Anisotropy factor spectra for weakly allowed electronic transitions in chiral ketones

TL;DR

This study combines quantum chemical calculations and experimental data to analyze anisotropy spectra of weakly allowed electronic transitions in chiral ketones, emphasizing the importance of non-Condon effects and vibrational contributions.

Contribution

It introduces a comprehensive theoretical model that incorporates Herzberg-Teller corrections and vibrational effects to accurately describe anisotropy spectra in chiral ketones.

Findings

Herzberg-Teller corrections are essential for matching experimental anisotropy data.

Vibrational degrees of freedom significantly influence electronic circular dichroism.

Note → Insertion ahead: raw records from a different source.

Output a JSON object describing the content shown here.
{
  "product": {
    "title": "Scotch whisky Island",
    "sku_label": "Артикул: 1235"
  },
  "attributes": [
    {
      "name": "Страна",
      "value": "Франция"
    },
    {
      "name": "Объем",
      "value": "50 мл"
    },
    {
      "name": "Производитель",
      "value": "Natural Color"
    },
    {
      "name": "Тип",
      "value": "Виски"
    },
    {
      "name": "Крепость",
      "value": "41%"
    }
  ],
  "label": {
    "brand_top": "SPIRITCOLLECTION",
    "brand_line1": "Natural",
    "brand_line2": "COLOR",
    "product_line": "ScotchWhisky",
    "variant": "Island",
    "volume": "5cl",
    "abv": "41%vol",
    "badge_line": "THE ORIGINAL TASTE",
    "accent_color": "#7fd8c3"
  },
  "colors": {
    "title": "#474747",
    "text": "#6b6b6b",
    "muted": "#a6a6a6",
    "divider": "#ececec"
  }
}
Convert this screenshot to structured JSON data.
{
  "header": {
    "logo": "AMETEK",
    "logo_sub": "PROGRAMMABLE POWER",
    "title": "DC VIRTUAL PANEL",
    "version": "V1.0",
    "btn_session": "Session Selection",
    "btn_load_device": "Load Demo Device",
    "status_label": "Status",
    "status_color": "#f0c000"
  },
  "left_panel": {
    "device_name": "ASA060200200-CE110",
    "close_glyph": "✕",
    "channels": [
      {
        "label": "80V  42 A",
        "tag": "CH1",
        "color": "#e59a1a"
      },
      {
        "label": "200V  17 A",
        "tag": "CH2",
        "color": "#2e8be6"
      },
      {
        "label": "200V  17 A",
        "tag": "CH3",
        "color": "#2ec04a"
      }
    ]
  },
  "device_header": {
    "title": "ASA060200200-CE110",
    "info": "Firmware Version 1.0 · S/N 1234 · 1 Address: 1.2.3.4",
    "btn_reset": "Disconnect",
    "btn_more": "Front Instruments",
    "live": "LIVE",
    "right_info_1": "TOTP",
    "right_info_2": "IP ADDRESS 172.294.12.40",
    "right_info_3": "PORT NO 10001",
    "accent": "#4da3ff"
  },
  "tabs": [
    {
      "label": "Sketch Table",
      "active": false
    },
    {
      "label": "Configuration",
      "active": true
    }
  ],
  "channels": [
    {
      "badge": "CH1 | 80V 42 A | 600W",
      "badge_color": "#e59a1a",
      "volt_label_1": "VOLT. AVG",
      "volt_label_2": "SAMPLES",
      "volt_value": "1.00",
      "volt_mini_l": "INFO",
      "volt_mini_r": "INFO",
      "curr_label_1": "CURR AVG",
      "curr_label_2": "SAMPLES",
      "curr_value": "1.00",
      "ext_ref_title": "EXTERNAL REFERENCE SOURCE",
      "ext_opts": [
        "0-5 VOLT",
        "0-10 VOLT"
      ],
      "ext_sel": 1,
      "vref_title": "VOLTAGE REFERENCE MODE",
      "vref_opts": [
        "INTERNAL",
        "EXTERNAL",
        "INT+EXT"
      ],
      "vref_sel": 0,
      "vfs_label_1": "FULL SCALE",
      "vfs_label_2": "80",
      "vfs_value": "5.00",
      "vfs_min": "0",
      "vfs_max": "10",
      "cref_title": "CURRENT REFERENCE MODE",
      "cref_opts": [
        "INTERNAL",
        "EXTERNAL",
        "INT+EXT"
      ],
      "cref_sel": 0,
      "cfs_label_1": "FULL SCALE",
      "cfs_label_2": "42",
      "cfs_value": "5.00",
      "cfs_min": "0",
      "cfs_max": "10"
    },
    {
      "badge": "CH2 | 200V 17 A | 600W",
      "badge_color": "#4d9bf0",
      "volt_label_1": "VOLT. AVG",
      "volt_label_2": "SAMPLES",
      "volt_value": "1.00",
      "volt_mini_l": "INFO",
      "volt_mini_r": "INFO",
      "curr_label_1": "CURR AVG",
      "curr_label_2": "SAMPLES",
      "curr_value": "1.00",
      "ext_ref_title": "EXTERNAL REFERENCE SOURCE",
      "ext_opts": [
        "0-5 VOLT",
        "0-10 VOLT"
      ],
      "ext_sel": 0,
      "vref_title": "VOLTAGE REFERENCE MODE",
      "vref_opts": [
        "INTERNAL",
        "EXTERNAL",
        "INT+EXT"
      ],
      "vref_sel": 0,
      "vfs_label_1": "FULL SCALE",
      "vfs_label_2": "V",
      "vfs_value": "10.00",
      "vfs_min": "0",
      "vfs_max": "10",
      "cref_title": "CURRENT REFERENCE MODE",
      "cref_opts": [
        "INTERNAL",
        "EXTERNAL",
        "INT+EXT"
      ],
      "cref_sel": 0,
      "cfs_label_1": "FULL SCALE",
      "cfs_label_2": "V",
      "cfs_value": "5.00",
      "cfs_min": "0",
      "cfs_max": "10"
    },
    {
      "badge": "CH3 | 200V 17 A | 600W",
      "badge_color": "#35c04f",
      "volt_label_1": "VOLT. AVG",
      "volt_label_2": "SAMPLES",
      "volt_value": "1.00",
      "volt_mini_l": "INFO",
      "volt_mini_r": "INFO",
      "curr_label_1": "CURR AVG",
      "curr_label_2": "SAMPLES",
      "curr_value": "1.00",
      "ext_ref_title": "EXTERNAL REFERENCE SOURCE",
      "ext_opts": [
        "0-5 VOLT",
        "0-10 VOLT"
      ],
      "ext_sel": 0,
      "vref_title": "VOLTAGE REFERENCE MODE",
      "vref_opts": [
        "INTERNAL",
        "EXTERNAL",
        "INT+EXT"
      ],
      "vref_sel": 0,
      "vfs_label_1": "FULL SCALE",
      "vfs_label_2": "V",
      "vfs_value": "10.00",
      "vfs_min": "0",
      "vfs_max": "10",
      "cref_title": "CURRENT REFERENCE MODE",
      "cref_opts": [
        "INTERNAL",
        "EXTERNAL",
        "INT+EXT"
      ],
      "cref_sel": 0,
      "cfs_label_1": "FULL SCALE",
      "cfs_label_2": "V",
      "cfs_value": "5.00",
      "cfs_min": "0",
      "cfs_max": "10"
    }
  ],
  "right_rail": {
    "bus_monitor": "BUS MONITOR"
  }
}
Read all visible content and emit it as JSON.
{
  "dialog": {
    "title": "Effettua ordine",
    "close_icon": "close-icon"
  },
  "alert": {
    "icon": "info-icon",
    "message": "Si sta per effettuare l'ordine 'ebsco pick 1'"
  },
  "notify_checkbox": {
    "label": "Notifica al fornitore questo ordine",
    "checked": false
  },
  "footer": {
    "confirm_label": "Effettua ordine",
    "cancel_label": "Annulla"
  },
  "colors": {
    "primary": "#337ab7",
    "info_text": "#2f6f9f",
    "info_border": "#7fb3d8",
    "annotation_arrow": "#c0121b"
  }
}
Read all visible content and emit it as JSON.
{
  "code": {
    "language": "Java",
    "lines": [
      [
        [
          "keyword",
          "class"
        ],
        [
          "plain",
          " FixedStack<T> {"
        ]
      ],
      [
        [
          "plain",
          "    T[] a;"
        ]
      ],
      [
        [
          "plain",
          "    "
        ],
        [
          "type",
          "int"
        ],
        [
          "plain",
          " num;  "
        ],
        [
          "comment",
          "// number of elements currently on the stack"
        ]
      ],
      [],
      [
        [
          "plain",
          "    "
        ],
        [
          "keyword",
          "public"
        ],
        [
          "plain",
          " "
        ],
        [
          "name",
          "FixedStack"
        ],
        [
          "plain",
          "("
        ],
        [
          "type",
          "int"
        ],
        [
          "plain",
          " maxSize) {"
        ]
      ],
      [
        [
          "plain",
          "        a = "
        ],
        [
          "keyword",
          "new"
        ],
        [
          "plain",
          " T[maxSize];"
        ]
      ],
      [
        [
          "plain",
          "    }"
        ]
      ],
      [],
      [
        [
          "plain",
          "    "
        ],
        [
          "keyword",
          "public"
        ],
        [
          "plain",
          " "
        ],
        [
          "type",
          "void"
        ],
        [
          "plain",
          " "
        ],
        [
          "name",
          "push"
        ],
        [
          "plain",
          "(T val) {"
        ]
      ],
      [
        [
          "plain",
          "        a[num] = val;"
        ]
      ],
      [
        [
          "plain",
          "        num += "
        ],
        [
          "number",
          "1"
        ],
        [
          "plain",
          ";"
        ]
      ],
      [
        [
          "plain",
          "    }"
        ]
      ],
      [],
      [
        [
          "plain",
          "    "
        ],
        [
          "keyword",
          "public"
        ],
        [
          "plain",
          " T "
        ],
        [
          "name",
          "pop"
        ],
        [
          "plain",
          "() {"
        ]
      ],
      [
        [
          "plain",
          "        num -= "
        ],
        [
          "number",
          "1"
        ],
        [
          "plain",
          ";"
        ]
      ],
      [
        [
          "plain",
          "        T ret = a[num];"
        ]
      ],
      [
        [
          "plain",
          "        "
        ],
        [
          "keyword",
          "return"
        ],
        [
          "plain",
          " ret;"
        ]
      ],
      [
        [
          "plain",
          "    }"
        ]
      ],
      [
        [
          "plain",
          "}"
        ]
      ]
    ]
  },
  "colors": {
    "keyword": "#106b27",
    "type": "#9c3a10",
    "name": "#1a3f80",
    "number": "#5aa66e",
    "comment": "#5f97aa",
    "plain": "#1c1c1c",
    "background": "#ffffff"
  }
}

The model improves understanding of weakly allowed electronic transitions in chiral molecules.

Abstract

Quantum chemical calculations of one-photon absorption, electronic circular dichroism and anisotropy factor spectra for the A-band transition of fenchone, camphor and 3-methylcyclopentanone (3MCP) are reported. While the only weakly allowed nature of the transition leads to comparatively large anisotropies, a proper theoretical description of the absorption for such a transition requires to account for non-Condon effects. We present experimental data for the anisotropy of 3MCP in the liquid phase and show that corresponding Herzberg-Teller corrections are critical to reproduce the main experimental features. The results obtained with our comprehensive theoretical model highlight the importance of the vibrational degree of freedom, paving the way for a deeper understanding of the dynamics in electronic circular dichroism.